Siasat Agresif Grup Salim Kembali ke Bisnis Perbankan

Arief Kamaludin | Katadata
Direktur Utama PT Indofood Sukses Makmur Tbk, Anthoni Salim
Penulis: Syahrizal Sidik
29/3/2022, 11.41 WIB

"Bisnis perbankan di Indonesia secara marjin jauh lebih menguntungkan dibandingkan bank luar negeri. Tidak sedikit yang berminat, saya kira dari Salim juga sama saja," kata Panin, saat dihubungi Katadata.

Bank BCA (Arief Kamaludin (Katadata))

 

Jejak Salim di Bisnis Perbankan

Grup Salim memiliki sejarah yang panjang di bisnis keuangan Tanah Air, jauh sebelum dikenal sekarang lewat merek dagang Indomie.

Pendiri Grup Salim, konglomerat Liem Sioe Liong alias Sudono Salim pada 1957 silam membangun bisnis jasa pemberian kredit Bernama Central Bank Asia, bersama rekannya Mochtar Riady.

Tiga tahun kemudian pada 1960 nama perusahaan resmi berubah menjadi Bank Central Asia atau yang sekarang dikenal sebagai BCA. Tak hanya besar dari bisnis perbankan, Grup Salim juga dikenal dengan bisnis makanan dan minuman lewat merek Indofood, ada juga bisnis penjualan mobil, semen, hingga swalayan. Kini, semua bisnis yang masuk dalam Grup Salim tersebut diwarisi Anthony Salim, anak ketiga Liem.

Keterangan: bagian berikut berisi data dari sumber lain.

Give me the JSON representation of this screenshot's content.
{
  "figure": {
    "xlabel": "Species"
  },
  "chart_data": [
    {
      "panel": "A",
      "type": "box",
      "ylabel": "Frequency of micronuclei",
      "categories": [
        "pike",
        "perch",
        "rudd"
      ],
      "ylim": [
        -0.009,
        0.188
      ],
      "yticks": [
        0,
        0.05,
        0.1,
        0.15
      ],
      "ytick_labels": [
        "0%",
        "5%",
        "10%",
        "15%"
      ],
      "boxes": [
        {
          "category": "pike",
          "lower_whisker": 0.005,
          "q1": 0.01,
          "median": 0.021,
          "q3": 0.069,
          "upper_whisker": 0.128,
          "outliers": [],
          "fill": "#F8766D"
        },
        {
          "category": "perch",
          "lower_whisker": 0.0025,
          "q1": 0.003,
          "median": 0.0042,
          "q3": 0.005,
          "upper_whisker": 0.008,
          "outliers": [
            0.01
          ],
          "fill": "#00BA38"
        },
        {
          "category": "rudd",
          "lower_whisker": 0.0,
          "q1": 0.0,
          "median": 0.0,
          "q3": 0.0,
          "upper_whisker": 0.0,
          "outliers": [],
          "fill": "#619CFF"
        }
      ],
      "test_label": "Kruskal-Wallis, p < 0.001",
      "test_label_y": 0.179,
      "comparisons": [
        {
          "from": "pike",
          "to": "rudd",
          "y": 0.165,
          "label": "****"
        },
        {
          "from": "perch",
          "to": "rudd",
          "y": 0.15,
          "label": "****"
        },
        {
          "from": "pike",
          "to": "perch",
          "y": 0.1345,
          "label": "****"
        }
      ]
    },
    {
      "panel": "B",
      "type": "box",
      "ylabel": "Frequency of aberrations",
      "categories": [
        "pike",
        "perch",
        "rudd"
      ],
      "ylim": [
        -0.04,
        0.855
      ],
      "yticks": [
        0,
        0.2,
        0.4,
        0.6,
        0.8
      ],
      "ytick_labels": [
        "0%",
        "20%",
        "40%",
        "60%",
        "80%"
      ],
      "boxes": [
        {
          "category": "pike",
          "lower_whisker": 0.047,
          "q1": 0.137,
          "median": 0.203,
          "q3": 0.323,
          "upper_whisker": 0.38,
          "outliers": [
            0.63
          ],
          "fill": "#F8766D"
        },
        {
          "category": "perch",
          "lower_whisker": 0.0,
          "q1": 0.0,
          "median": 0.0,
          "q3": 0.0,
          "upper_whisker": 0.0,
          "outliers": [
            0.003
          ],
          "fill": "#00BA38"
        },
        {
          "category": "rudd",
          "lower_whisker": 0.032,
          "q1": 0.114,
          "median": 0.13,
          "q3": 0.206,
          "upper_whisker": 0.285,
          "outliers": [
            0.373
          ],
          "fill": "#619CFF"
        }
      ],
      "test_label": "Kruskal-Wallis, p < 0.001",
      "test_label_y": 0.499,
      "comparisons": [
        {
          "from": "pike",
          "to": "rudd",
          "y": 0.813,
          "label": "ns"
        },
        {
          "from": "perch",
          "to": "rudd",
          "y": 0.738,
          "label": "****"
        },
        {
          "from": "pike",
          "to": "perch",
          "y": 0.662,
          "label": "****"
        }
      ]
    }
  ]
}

Rekan Sudono Salim, yakni Li Wen Cheng atau yang akrab disapa Mochtar Riady mulai masuk ke BCA pada 1975, usai mundur dari Bank Panin. Mochtar bergabung dengan BCA saat kondisi perbankan tersebut tidak terlalu baik.

Saat itu, bisnis perbankan Liem lebih dari satu, di antaranya Bank Windu Kencana dan Bank Asia alias BCA, ada pula Bank Dewa Ruci. Windu Kencana dikelola adik Soedono, yakni Liem Sioe Kong. Sementara itu, Dewa Ruci dipegang sepupunya, yaitu Liem Ban Tiong.

Hingga badai krisis ekonomi melanda Tanah Air pada tahun 1997-1998. Grup Salim harus menjual saham BCA karena menerima Bantuan Likuiditas Bank Indonesia (BLBI).

Singkatnya, BCA kemudian masuk dalam Bank Take Over (BTO), di mana melalui Badan Penyehatan Perbankan Nasional BPPN, 92,8 % saham BCA dikuasai pemerintah dan lepas dari genggaman Salim Group.